Re: random numbers

[john]

Selectively quoted and editted, On Mon, 15 Feb 1999, G. Brger wrote:

> ... is it reasonable that for 2 independant random series, 
> generated with
> 
>    e=normal_rnd(my_mean, my_var, 100000, 2);
> 
> then cor(e(:,1),e(:,2)) has the order of 1e-3?
 
Yes. Because doing

  e=normal_rnd(my_mean, my_var, n, 2);
  u = cor(e(:,1), e(:,2))

could be viewed as an unusual way to calculate a random number u with 
mean nearly zero, variance roughly 1/n. So we expect u to lie within 
about 3 standard deveations (3/sqrt(n)) of zero.

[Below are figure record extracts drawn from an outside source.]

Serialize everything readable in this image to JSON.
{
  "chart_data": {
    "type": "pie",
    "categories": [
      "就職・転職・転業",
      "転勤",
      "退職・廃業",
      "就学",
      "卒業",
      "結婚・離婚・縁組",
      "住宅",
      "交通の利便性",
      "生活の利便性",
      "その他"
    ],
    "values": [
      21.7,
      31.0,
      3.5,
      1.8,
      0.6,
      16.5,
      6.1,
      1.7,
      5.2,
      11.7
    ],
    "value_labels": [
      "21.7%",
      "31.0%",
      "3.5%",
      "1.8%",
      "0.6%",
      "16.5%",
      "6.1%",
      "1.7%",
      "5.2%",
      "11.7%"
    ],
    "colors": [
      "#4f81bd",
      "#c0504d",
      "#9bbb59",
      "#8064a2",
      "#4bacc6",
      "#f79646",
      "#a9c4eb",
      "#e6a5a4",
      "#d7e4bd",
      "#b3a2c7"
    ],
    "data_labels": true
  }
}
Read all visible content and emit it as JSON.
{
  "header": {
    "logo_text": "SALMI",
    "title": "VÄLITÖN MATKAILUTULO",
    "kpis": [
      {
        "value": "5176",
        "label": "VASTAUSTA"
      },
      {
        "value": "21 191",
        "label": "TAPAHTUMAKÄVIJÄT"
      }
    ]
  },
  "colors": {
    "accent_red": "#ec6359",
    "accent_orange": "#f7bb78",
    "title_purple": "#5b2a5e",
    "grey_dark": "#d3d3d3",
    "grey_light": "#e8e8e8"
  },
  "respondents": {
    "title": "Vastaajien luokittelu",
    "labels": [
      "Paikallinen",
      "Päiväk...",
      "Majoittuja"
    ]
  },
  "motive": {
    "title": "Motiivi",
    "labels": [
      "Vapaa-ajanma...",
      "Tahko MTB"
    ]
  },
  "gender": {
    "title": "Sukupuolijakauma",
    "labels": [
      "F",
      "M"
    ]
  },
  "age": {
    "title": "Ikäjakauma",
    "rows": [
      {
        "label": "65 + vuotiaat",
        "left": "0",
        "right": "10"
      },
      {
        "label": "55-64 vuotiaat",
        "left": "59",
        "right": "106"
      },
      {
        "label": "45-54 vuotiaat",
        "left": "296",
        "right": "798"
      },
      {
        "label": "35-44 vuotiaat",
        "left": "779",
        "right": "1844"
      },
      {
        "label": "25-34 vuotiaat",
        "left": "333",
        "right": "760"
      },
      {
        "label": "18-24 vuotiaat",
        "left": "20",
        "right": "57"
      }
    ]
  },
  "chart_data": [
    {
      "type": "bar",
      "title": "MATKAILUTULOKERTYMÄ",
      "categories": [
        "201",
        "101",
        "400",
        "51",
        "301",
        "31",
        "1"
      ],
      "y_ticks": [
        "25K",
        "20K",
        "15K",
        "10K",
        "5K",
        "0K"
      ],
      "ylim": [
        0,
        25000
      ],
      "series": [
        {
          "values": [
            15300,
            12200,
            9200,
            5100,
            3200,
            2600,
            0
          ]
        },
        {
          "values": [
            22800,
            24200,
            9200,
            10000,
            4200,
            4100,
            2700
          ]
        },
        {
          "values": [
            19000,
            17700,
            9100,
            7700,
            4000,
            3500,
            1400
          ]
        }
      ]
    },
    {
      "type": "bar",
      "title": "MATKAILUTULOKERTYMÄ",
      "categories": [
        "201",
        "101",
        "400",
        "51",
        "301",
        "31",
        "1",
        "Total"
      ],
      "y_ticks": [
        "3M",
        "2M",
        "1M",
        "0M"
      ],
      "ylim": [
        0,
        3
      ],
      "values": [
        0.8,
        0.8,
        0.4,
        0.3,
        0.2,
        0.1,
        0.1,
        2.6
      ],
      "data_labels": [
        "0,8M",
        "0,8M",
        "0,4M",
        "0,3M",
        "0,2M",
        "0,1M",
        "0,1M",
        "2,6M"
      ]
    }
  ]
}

For the n=100000 in the
question, we expect numbers in the range 10e-3 to -10e-3. 
 
The underlying reason is that evaluating cor(e1,e2) involves averaging 
the product of pairs of independant random numbers, mean 0 variance 1.
Each of the products gives a random number with mean 0 variance 1.
The average then has mean 0, variance 1/n. (Don't quote me - there 
is some detail missing).   
 
Further numerical evidence could come from a bit of octave code like:

   mu = 200 ;      ## choose some numbers
   sigma = 142 ;

   n = 100 ;       ##  length of each random sequence 
   m = 500 ;       ##  number of correlation coefficients to calculate

   t = zeros(1,m) ;
   for r=1:m
      e = normal_rnd( mu, sigma, n, 2 ) ;
      e1 = e(:,1) ;
      e2 = e(:,2) ;

      t(r) = cor( e1, e2 ) ;
   endfor

   printf("mean of correlation coefficients is %f\n", mean(t)) ;
   printf("var  of correlation coefficients is %f\n", var(t)) ;
   printf("reciprical of n is %f\n", 1.0/n ) ;

which for me gives values
   mean of correlation coefficients is 0.000501    <- nearly zero
   var  of correlation coefficients is 0.010560    <- nearly 1/n
   reciprical of n is 0.010000                     

John.